Looking at some street poetry on a sign in the San Fernando Valley—it was a half-haiku that said “Magnolia Blvd. DEAD END”—I got to wondering, how did we get from Magnolia to La La Land? I can find the line from Magnolia, in 1999, when it rained frogs, back to Short Cuts, with its tremors, six years before. Paul Thomas Anderson had breathed the same yellow air as his idol Robert Altman (and even stood behind him as “back-up” director when Altman later finished his last movie, A Prairie Home Companion). From there, I can see connections all the way back to The Long Goodbye, Altman’s weirdly random Los Angeles detective film, released by United Artists in 1973. Films in that family portrayed marginal show business characters who would have been at home in John Schlesinger’s The Day Of The Locust, before they burned the city down.
In fact, The Long Goodbye is something I watch a lot, and not just because I’m fascinated by Los Angeles street cinema. I never miss the Mexican ending, where Elliott Gould does a little dance after shooting the buddy who double-crossed him. But the best part, other than young Arnold Schwarzenegger’s cameo, is the way Gould’s Philip Marlowe wanders around mumbling, more or less, “it’s all right by me.” It’s his way of coping with the strange, almost ineffable eccentricity of this town.
There’s also a dirty, broken line that runs from The Long Goodbye back to Robert Culp’s Hickey & Boggs, another detective film, which was released by United Artists a year earlier. Walter Hill was the writer. Both pictures belong to the “smog noir” resurgence, and this one, by my hazy recollection, had an early modern version of the moment where the anti-heroes, played by Culp and Bill Cosby, get tongue-lashed by a police superior. In one way or another, the scene surfaced in pictures from Lethal Weapon to Last Action Hero. They were all distant cousins in big, messy, palm-lined metropolis that we pretended was paradise, when everyone could see it wasn’t.
Elsewhere, the cinematic string ran to some uncomfortable places. At one point, in 1997, Anderson turned our show-business myths inside out with Boogie Nights, about hopes and dreams in the porn world. In another direction, the gang movie Colors begot Boyz N The Hood begot Straight Outta Compton.
All of those were too deeply rooted, too real, to be pretty. On most days, after all, Los Angeles is not a pretty place. But they were beautiful, like the corruption in Chinatown.

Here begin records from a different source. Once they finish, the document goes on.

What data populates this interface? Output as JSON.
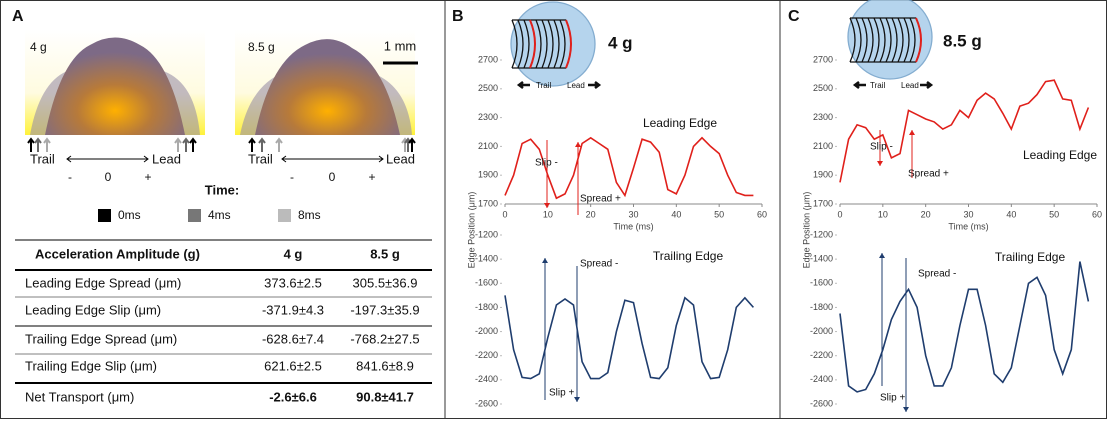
{
  "panel_a": {
    "label": "A",
    "image_labels": [
      "4 g",
      "8.5 g"
    ],
    "scale_bar": "1 mm",
    "axis": {
      "trail": "Trail",
      "lead": "Lead",
      "minus": "-",
      "zero": "0",
      "plus": "+"
    },
    "legend": {
      "title": "Time:",
      "items": [
        "0ms",
        "4ms",
        "8ms"
      ]
    },
    "table": {
      "header": [
        "Acceleration Amplitude (g)",
        "4 g",
        "8.5 g"
      ],
      "rows": [
        [
          "Leading Edge Spread (μm)",
          "373.6±2.5",
          "305.5±36.9"
        ],
        [
          "Leading Edge Slip (μm)",
          "-371.9±4.3",
          "-197.3±35.9"
        ],
        [
          "Trailing Edge Spread (μm)",
          "-628.6±7.4",
          "-768.2±27.5"
        ],
        [
          "Trailing Edge Slip (μm)",
          "621.6±2.5",
          "841.6±8.9"
        ],
        [
          "Net Transport (μm)",
          "-2.6±6.6",
          "90.8±41.7"
        ]
      ]
    }
  },
  "panel_b": {
    "label": "B",
    "acceleration": "4 g",
    "trail": "Trail",
    "lead": "Lead"
  },
  "panel_c": {
    "label": "C",
    "acceleration": "8.5 g",
    "trail": "Trail",
    "lead": "Lead"
  },
  "chart_data": [
    {
      "type": "line",
      "xlabel": "Time (ms)",
      "ylabel": "Edge Position (μm)",
      "xlim": [
        0,
        60
      ],
      "xticks": [
        0,
        10,
        20,
        30,
        40,
        50,
        60
      ],
      "ylim": [
        1700,
        2700
      ],
      "yticks": [
        1700,
        1900,
        2100,
        2300,
        2500,
        2700
      ],
      "annotations": [
        "Slip -",
        "Spread +"
      ],
      "x": [
        0,
        2,
        4,
        6,
        8,
        10,
        12,
        14,
        16,
        18,
        20,
        22,
        24,
        26,
        28,
        30,
        32,
        34,
        36,
        38,
        40,
        42,
        44,
        46,
        48,
        50,
        52,
        54,
        56,
        58
      ],
      "series": [
        {
          "name": "Leading Edge",
          "color": "#e0201b",
          "values": [
            1760,
            1900,
            2120,
            2150,
            2080,
            1900,
            1740,
            1770,
            1900,
            2120,
            2160,
            2120,
            2080,
            1850,
            1760,
            1950,
            2150,
            2130,
            2060,
            1800,
            1770,
            1900,
            2100,
            2160,
            2100,
            2050,
            1900,
            1780,
            1760,
            1760
          ]
        }
      ]
    },
    {
      "type": "line",
      "xlim": [
        0,
        60
      ],
      "ylim": [
        -2600,
        -1200
      ],
      "yticks": [
        -2600,
        -2400,
        -2200,
        -2000,
        -1800,
        -1600,
        -1400,
        -1200
      ],
      "annotations": [
        "Spread -",
        "Slip +"
      ],
      "x": [
        0,
        2,
        4,
        6,
        8,
        10,
        12,
        14,
        16,
        18,
        20,
        22,
        24,
        26,
        28,
        30,
        32,
        34,
        36,
        38,
        40,
        42,
        44,
        46,
        48,
        50,
        52,
        54,
        56,
        58
      ],
      "series": [
        {
          "name": "Trailing Edge",
          "color": "#1f3d6e",
          "values": [
            -1700,
            -2150,
            -2380,
            -2390,
            -2350,
            -2050,
            -1780,
            -1730,
            -1780,
            -2250,
            -2390,
            -2390,
            -2340,
            -2000,
            -1740,
            -1760,
            -2100,
            -2380,
            -2390,
            -2300,
            -1950,
            -1720,
            -1780,
            -2250,
            -2390,
            -2380,
            -2150,
            -1800,
            -1720,
            -1800
          ]
        }
      ]
    },
    {
      "type": "line",
      "xlabel": "Time (ms)",
      "ylabel": "Edge Position (μm)",
      "xlim": [
        0,
        60
      ],
      "xticks": [
        0,
        10,
        20,
        30,
        40,
        50,
        60
      ],
      "ylim": [
        1700,
        2700
      ],
      "yticks": [
        1700,
        1900,
        2100,
        2300,
        2500,
        2700
      ],
      "annotations": [
        "Slip -",
        "Spread +"
      ],
      "x": [
        0,
        2,
        4,
        6,
        8,
        10,
        12,
        14,
        16,
        18,
        20,
        22,
        24,
        26,
        28,
        30,
        32,
        34,
        36,
        38,
        40,
        42,
        44,
        46,
        48,
        50,
        52,
        54,
        56,
        58
      ],
      "series": [
        {
          "name": "Leading Edge",
          "color": "#e0201b",
          "values": [
            1850,
            2150,
            2250,
            2230,
            2150,
            2180,
            2020,
            2050,
            2350,
            2320,
            2290,
            2270,
            2220,
            2250,
            2350,
            2300,
            2420,
            2470,
            2430,
            2330,
            2220,
            2380,
            2400,
            2460,
            2550,
            2560,
            2430,
            2420,
            2220,
            2370
          ]
        }
      ]
    },
    {
      "type": "line",
      "xlim": [
        0,
        60
      ],
      "ylim": [
        -2600,
        -1200
      ],
      "yticks": [
        -2600,
        -2400,
        -2200,
        -2000,
        -1800,
        -1600,
        -1400,
        -1200
      ],
      "annotations": [
        "Spread -",
        "Slip +"
      ],
      "x": [
        0,
        2,
        4,
        6,
        8,
        10,
        12,
        14,
        16,
        18,
        20,
        22,
        24,
        26,
        28,
        30,
        32,
        34,
        36,
        38,
        40,
        42,
        44,
        46,
        48,
        50,
        52,
        54,
        56,
        58
      ],
      "series": [
        {
          "name": "Trailing Edge",
          "color": "#1f3d6e",
          "values": [
            -1850,
            -2450,
            -2500,
            -2480,
            -2350,
            -2150,
            -1900,
            -1750,
            -1650,
            -1800,
            -2200,
            -2450,
            -2450,
            -2300,
            -1950,
            -1650,
            -1650,
            -1950,
            -2350,
            -2420,
            -2300,
            -1950,
            -1600,
            -1550,
            -1700,
            -2150,
            -2350,
            -2150,
            -1420,
            -1750
          ]
        }
      ]
    }
  ]
}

Then came Damien Chazelle’s La La Land, with its 14 Oscar nominations—obviously a fine film, but so perfect, so sweet. How did we get there? It can’t be a reach back to Singin’ In The Rain. That picture was made in 1952, 33 years before Chazelle was born, in Rhode Island, in 1985. And no one took it all that seriously even then—it got just two Oscar nominations, and no wins.
There might be a kinship with Swingers, Doug Liman’s lounge-hipster, movieland fable of 1996. But that story was a broke-down tour of hangouts of a sort that look so much tidier, so much more appealing in La La Land.
Then again, Jon Favreau wrote and co-starred in Swingers, which was shot around Hollywood and Los Feliz some 20 years ago. And even he lives in my la-lovely neighborhood now.